Margaret Sullivan: Ailes inadvertently emboldened women
If what Roger Ailes wanted most in life was true and lasting influence, he got it.
The founder of Fox News is gone but before he went, he helped put Donald Trump in the White House and, ironically, emboldened a nation of women to decide not to take it any more.
That’s a powerful legacy. And power is what Ailes dealt in – advising everyone from Richard Nixon to Rudy Giuliani, and giving Donald Trump a platform and cheering squad like no other.
It’s inarguable: There would be no President Trump without Chairman Ailes.
This power came with a price. Women who worked with him paid it in humiliation and psychological anguish.
But then they decided to learn from the master and take power back.
Gretchen Carlson started it – and it’s startling to think that one year ago, the former Fox host had not yet filed her sexual harassment suit against Ailes. He was still ensconced at the top of the network he co-founded 20 years before and his employees still quaked when he spoke.
And the rest of us had yet to hear the now-famous words that he reportedly said to Carlson, pressuring her for sex in return for career advancement: “You’d be good and better and I’d be good and better.”
The former Miss America decided to pass. She took a career hit, and then she struck back.
Carlson filed suit on July 6 last year, and, though Ailes never stopped denying that he ever harassed anyone, his world came tumbling down. Fast.
He was gone from Fox two weeks later, after a parade of other Fox women came forward to back her up.
“I thought I would be fighting this all by myself,” Carlson told me last summer.
Quite the opposite. Not only did Carlson prevail, reaping a $20 million settlement from Fox News, but the network since then has paid out at least $85 million to deal with sexual harassment claims – including a big payout to its star, Bill O’Reilly, who joined Ailes’ fall from grace last month.
It’s been damaging, and the turmoil is far from over.

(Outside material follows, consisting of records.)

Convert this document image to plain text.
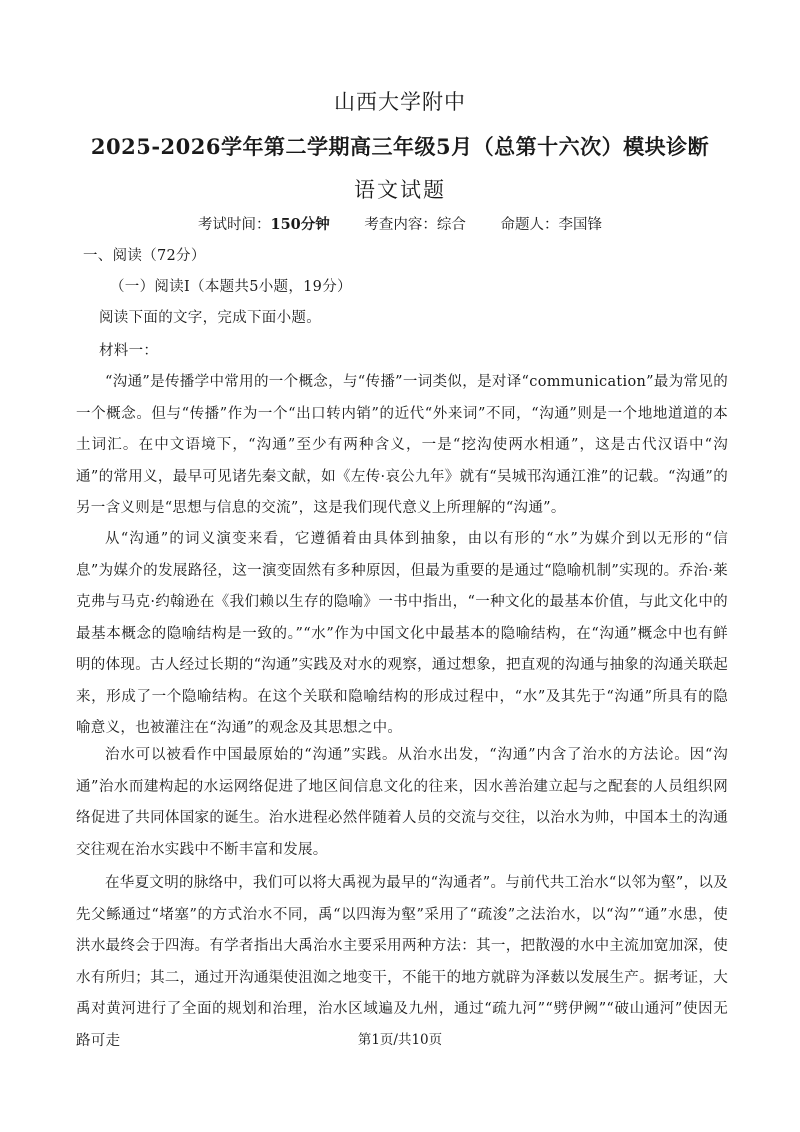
山西大学附中
2025-2026学年第二学期高三年级5月（总第十六次）模块诊断
语文试题
考试时间：150分钟 考查内容：综合 命题人：李国锋
一、阅读（72分）
（一）阅读Ⅰ（本题共5小题，19分）
阅读下面的文字，完成下面小题。
材料一：
“沟通”是传播学中常用的一个概念，与“传播”一词类似，是对译“communication”最为常见的一个概念。但与“传播”作为一个“出口转内销”的近代“外来词”不同，“沟通”则是一个地地道道的本土词汇。在中文语境下，“沟通”至少有两种含义，一是“挖沟使两水相通”，这是古代汉语中“沟通”的常用义，最早可见诸先秦文献，如《左传·哀公九年》就有“吴城邗沟通江淮”的记载。“沟通”的另一含义则是“思想与信息的交流”，这是我们现代意义上所理解的“沟通”。
从“沟通”的词义演变来看，它遵循着由具体到抽象，由以有形的“水”为媒介到以无形的“信息”为媒介的发展路径，这一演变固然有多种原因，但最为重要的是通过“隐喻机制”实现的。乔治·莱克弗与马克·约翰逊在《我们赖以生存的隐喻》一书中指出，“一种文化的最基本价值，与此文化中的最基本概念的隐喻结构是一致的。”“水”作为中国文化中最基本的隐喻结构，在“沟通”概念中也有鲜明的体现。古人经过长期的“沟通”实践及对水的观察，通过想象，把直观的沟通与抽象的沟通关联起来，形成了一个隐喻结构。在这个关联和隐喻结构的形成过程中，“水”及其先于“沟通”所具有的隐喻意义，也被灌注在“沟通”的观念及其思想之中。
治水可以被看作中国最原始的“沟通”实践。从治水出发，“沟通”内含了治水的方法论。因“沟通”治水而建构起的水运网络促进了地区间信息文化的往来，因水善治建立起与之配套的人员组织网络促进了共同体国家的诞生。治水进程必然伴随着人员的交流与交往，以治水为帅，中国本土的沟通交往观在治水实践中不断丰富和发展。
在华夏文明的脉络中，我们可以将大禹视为最早的“沟通者”。与前代共工治水“以邻为壑”，以及先父鲧通过“堵塞”的方式治水不同，禹“以四海为壑”采用了“疏浚”之法治水，以“沟”“通”水患，使洪水最终会于四海。有学者指出大禹治水主要采用两种方法：其一，把散漫的水中主流加宽加深，使水有所归；其二，通过开沟通渠使沮洳之地变干，不能干的地方就辟为泽薮以发展生产。据考证，大禹对黄河进行了全面的规划和治理，治水区域遍及九州，通过“疏九河”“劈伊阙”“破山通河”使因无路可走	第1页/共10页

You can be sure that bosses and human resource departments everywhere have taken note.
No workplace in America will ever be the same, whether corporation, university or government office. Because what happened at Fox could happen anywhere. Sexual harassment allegations must be taken seriously, lest they explode in the employer’s face.
Fox itself, of course, lives on – without its biggest stars in O’Reilly and Megyn Kelly (who joined the ranks of Ailes’s accusers). And so does its most stunning achievement: the Trump presidency. A Pew survey showed that Trump voters disproportionately relied on Fox for campaign news.
In the new Netflix documentary, “Get Me Roger Stone,” the famous Nixon-era dirty trickster describes his attraction to Trump as a presidential candidate: “I was like a jockey looking for a horse. You can’t win the race if you don’t have a horse, and he’s a prime piece of political horseflesh in my view.”
If Stone was the jockey, Ailes was the trainer, not just for Trump but for Richard Nixon, Ronald Reagan, Rudy Giuliani: in the background, but calling the shots. And forever transforming conservative politics.
“Roger Ailes knew how to harness anger to move the electorate – and in doing so he created Trump’s base,” said Morgan Pehme, the co-director of “Get Me Roger Stone,” which examines the rise of right-wing media and politics.
But unwittingly, Ailes tapped into another kind of fury, too – that of thousands, maybe millions of women fed up with the power imbalances of their lives and workplaces.
“Post-Ailes, and Bill Cosby and Bill O’Reilly, we’re in a moment of tremendous explosive potential for women,” New York magazine writer Rebecca Traister, author of “All the Single Ladies,” told me.
Anita Hill’s claims against Clarence Thomas didn’t keep him from joining the Supreme Court but made sexual harassment a household phrase in 1991. Though “a profound loss,” Traister said, the episode propelled many women into Congress.
Nearly three decades later, Ailes’ stamp on history isn’t fully known.
But his gift – if you can call it that – of calling forth the fury of the disenfranchised is playing out for women in ways he could never have imagined.
And surely would have rejected.
Margaret Sullivan is a media columnist for the Washington Post.